Peter Saul
Peter Saul (b. 1934) is known for his colorful, humorous, and iconoclastic depictions of historical events and popular culture. He received a BFA from the Washington University School of Fine Arts in St. Louis in 1956, and since has received various prestigious awards, including the Guggenheim Memorial Foundation Fellowship in 1993 and the Artists’ Legacy Foundation award in 2008. A precursor to Pop art and a guidepost towards neo-Surrealism, Saul’s work aims, through cartoon-like imagery, to remove artificial morality and pretension from otherwise glaringly political paintings. He uses clashing visual references — whether it be Mickey Mouse, Greek mythology, or Donald Trump — and even more clashing colors to heighten the viewer’s awareness. Motifs float in an undefined space, creating unsettling scenes that challenge the conventional understanding of what “weird” can be.
Saul has been painting since the early 1960s, and over his long career has solidified himself as one of America’s boldest painters. Through the years he has been celebrated by several important museum retrospectives, most recently the 2020 exhibition “Peter Saul: Crime and Punishment” at the New Museum in New York City.
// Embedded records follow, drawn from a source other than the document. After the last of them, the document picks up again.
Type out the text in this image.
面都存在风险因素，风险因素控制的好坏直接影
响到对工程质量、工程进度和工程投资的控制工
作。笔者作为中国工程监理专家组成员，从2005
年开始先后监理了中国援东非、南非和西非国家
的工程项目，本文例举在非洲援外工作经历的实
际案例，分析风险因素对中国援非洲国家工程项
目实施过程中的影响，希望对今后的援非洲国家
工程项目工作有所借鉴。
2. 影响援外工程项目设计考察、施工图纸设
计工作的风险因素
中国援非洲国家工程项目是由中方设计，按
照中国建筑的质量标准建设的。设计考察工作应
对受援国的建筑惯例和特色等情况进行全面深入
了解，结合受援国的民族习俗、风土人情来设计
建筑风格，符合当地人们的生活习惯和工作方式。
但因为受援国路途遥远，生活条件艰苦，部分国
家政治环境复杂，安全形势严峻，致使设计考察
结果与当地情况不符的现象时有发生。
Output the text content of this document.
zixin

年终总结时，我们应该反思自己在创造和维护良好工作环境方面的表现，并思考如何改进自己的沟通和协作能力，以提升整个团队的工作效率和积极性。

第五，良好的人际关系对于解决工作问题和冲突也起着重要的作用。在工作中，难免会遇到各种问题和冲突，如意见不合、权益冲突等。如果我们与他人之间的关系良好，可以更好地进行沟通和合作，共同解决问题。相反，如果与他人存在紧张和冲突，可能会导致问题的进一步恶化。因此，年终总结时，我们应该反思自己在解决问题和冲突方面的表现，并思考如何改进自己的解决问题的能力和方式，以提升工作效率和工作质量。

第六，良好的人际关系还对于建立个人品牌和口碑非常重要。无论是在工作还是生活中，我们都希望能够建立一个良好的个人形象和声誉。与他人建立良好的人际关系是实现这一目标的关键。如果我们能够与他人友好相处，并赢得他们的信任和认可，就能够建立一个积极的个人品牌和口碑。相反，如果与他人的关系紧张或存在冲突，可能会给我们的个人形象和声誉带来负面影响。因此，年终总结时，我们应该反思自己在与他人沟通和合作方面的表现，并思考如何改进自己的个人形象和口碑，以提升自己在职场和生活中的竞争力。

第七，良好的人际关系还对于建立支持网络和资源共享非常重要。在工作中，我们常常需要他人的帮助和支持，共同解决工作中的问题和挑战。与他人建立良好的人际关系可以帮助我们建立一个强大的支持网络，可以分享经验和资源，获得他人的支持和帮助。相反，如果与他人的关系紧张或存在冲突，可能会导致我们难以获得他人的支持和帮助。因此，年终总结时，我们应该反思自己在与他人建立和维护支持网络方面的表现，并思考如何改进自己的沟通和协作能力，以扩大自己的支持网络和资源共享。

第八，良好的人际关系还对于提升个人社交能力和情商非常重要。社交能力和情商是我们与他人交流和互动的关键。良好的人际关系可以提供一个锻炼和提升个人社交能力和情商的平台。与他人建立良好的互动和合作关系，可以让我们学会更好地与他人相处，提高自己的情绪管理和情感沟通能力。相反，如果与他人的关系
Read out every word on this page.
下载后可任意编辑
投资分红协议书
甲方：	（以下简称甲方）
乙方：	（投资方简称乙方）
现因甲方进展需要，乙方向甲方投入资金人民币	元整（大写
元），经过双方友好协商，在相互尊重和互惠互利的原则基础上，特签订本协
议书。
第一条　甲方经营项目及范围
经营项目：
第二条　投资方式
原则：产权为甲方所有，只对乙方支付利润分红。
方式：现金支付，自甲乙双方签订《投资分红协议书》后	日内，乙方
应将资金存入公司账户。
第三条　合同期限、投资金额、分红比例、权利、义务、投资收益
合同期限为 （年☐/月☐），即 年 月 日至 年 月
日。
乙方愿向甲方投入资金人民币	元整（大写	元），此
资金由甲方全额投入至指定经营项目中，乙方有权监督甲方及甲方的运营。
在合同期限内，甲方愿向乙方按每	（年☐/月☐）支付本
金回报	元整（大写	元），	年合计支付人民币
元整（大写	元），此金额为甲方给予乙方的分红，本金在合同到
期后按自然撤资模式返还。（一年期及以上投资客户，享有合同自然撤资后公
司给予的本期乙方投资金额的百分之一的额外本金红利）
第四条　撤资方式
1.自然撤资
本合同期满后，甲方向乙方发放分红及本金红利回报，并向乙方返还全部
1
Saul's work is in many permanent collections including the Art Institute of Chicago, Centre Pompidou, Paris, Los Angeles County Museum of Art, Metropolitan Museum of Art, Moderna Museet, Stockholm, Museum Ludwig, Cologne, Museum of Modern Art, New York, Stedelijk Museum, Amsterdam, Whitney Museum of American Art, Yale University Art Gallery and the Carnegie Museum of Art.